The company plans to invest more heavily in its Industrial segment, which is on track to generate 25% of total revenue by 2022.

Competitive Advantages & Recession Performance

Stanley Black & Decker’s main competitive advantages are its brand portfolio, and global scale. Innovation and scalability are at the core of the company’s growth strategy.

It has a leadership position in each of its three product categories. Its brand strength gives the company pricing power, which leads to high profit margins.

And, it is relatively easy for the company to scale up its brands, thanks to distribution efficiencies.

To retain these competitive advantages, Stanley Black & Decker is constantly investing in product innovation. The company’s research & development expense is as follows:

  • 2014 research-and-development expense of $174.6 million
  • 2015 research-and-development expense of $188 million
  • 2016 research-and-development expense of $204.4 million

That said, Stanley Black & Decker is not immune from recessions. Earnings declined significantly in 2008 and 2009. As an industrial manufacturer, Stanley Black & Decker is reliant on a strong economy and a financially-healthy consumer.

Stanley Black & Decker’s earnings-per-share during the Great Recession are below:

  • 2007 earnings-per-share of $4.00
  • 2008 earnings-per-share of $3.41 (15% decline)
  • 2009 earnings-per-share of $2.72 (20% decline)
  • 2010 earnings-per-share of $3.96 (46% increase)

Despite the steep decline in earnings from 2007-2009, Stanley Black & Decker recovered just as quickly. Earnings-per-share increased another 32% in 2011, and reached a new high. Earnings have continued to grow in the years since.

Valuation & Expected Returns

Stanley Black & Decker has a trailing price-to-earnings ratio of 20.7. This is well above the historical average the stock has held since 2001. Since then, Stanley Black & Decker has had an average price-to-earnings ratio of 15.1, according to ValueLine.

SWK Valuation

Source: Value Line

Stanley Black & Decker stock appears to be overvalued, with little room for further expansion of the price-to-earnings ratio.

Going forward, returns will be comprised of earnings growth and dividends. In the past 10 years, Stanley Black & Decker increased earnings-per-share by 5% compounded annually.

The company has accelerated its earnings growth rate in recent years. A reasonable base for future growth expectations could be the middle ground, between its historical growth and projected growth going forward.

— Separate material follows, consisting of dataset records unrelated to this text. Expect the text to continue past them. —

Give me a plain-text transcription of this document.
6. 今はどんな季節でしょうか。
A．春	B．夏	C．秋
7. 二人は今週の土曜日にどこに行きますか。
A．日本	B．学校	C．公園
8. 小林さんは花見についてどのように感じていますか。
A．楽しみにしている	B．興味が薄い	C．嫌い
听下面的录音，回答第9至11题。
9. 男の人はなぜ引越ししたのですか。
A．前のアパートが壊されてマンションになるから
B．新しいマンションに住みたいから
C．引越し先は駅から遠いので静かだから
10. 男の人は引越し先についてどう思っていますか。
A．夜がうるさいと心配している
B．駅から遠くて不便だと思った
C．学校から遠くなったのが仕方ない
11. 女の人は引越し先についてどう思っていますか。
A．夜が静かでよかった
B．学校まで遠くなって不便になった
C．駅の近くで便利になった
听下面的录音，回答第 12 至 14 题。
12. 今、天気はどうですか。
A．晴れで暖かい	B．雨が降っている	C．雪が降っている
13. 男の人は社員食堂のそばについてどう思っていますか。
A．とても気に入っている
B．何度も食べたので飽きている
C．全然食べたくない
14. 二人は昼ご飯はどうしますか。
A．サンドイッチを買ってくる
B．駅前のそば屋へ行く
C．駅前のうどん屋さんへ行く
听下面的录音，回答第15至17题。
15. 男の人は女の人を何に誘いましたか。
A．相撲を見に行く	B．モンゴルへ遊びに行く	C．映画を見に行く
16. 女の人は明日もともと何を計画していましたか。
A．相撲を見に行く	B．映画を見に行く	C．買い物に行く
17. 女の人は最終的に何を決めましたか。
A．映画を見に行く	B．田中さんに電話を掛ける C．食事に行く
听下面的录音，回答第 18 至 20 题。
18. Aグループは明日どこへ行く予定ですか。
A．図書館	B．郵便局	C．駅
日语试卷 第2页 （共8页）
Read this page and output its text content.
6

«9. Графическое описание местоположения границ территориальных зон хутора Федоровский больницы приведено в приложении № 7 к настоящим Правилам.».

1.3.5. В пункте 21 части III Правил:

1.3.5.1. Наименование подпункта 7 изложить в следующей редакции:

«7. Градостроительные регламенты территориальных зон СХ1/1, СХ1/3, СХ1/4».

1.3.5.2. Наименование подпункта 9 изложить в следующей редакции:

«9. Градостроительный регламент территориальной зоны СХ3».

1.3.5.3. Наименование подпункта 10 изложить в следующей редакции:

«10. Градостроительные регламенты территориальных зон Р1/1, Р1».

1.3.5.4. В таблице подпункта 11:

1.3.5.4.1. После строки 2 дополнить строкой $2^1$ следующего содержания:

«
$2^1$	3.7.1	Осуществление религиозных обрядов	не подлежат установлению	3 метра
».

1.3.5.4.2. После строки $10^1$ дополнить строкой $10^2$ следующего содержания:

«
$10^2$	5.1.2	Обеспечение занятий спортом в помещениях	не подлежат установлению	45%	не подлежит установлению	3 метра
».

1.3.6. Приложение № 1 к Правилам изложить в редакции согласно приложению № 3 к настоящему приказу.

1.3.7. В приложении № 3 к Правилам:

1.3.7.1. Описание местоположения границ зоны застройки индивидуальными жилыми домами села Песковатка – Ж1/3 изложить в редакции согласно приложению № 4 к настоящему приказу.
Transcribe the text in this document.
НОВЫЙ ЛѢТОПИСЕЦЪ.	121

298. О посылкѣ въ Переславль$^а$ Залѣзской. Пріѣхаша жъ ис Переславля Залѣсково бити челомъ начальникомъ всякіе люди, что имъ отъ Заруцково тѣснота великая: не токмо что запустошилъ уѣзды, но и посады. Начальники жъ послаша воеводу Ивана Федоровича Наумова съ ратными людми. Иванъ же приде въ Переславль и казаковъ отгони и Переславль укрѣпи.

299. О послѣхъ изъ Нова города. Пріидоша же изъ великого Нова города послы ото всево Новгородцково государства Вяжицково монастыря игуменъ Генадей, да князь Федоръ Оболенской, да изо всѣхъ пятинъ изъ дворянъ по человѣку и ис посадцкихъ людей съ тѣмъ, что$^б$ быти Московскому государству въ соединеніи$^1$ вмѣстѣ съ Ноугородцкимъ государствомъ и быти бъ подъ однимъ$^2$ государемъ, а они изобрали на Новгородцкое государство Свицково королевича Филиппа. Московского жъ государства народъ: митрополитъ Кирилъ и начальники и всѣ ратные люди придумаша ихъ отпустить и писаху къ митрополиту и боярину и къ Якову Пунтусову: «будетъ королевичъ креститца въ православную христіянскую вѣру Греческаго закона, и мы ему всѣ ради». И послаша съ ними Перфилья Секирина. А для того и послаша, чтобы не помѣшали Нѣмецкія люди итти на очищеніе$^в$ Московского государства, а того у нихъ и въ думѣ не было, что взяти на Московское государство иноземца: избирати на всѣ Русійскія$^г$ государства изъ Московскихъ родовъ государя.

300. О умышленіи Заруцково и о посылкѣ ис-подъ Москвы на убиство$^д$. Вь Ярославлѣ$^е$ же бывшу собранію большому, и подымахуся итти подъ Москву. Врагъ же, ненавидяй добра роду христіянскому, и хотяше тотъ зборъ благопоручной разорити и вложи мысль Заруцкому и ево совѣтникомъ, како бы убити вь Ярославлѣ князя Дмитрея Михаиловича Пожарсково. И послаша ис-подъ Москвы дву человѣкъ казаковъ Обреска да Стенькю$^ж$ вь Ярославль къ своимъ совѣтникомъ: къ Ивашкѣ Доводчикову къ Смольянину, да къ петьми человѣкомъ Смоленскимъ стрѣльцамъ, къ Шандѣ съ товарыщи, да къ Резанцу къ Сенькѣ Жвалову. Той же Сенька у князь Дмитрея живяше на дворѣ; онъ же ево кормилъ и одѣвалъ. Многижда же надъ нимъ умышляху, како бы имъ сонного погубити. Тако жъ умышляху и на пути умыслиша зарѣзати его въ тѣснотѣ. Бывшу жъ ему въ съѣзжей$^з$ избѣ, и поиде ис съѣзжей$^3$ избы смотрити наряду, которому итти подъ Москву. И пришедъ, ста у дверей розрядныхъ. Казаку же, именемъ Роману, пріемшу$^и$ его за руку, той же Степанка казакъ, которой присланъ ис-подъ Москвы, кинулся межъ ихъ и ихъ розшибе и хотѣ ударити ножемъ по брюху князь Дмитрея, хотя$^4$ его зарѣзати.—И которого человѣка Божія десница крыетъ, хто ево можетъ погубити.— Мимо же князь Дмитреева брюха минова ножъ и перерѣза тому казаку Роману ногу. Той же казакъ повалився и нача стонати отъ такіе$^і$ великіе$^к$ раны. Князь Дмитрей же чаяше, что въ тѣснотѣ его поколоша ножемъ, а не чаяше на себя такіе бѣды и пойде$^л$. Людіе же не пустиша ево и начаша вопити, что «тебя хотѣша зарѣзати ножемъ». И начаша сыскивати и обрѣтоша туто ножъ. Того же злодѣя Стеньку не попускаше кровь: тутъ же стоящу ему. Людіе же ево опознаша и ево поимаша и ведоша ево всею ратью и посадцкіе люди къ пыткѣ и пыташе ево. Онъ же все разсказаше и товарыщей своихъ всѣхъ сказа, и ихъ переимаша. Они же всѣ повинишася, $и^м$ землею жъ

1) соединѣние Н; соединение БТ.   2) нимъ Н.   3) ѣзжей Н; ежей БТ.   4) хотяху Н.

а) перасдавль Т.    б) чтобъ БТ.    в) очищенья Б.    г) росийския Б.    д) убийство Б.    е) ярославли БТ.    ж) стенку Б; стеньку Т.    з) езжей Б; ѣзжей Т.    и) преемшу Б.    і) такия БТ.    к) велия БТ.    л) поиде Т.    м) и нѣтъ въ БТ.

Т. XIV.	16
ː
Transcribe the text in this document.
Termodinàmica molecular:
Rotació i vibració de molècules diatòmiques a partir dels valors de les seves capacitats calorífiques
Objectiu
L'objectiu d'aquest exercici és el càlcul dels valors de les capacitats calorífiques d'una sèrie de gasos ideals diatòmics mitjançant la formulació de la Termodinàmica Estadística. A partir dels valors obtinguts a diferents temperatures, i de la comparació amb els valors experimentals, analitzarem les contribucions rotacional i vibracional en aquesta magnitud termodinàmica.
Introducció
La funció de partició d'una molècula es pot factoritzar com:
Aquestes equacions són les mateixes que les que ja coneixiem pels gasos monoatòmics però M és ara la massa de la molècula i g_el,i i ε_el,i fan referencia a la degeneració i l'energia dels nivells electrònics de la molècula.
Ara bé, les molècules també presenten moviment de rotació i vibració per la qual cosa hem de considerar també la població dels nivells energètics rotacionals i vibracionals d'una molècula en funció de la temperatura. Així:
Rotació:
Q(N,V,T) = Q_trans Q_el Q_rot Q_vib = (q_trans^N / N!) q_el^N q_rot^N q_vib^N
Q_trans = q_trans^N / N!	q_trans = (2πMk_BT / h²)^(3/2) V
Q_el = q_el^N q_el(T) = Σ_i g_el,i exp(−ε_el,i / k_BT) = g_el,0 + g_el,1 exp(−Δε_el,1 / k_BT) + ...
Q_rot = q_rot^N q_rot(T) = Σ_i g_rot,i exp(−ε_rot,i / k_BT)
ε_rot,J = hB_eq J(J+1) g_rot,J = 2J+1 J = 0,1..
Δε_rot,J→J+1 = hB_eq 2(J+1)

A potential breakdown of future returns could be as follows:

  • 2%-4% organic revenue growth
  • 2%-3% revenue growth through acquisitions
  • 2% margin expansion and share repurchases
  • ~1.5% dividend yield

Based on this, total returns would reach approximately 7.5%-10.5% per year, consisting of earnings growth and dividends. These total returns are before any changes in the valuation multiple. Valuation multiple changes are likely to be a drag on overall performance.

Final Thoughts

Stanley Black & Decker is not a high-yield stock, but it has all of the qualities of a strong dividend growth stock. It has a top position in the industry, strong cash flow, and durable competitive advantages.

The company has a positive growth outlook, which bodes well for the dividend. Unfortunately, Stanley Black & Decker appears overvalued. However, it is very likely Stanley Black & Decker will continue to hike its dividend each year for the foreseeable future.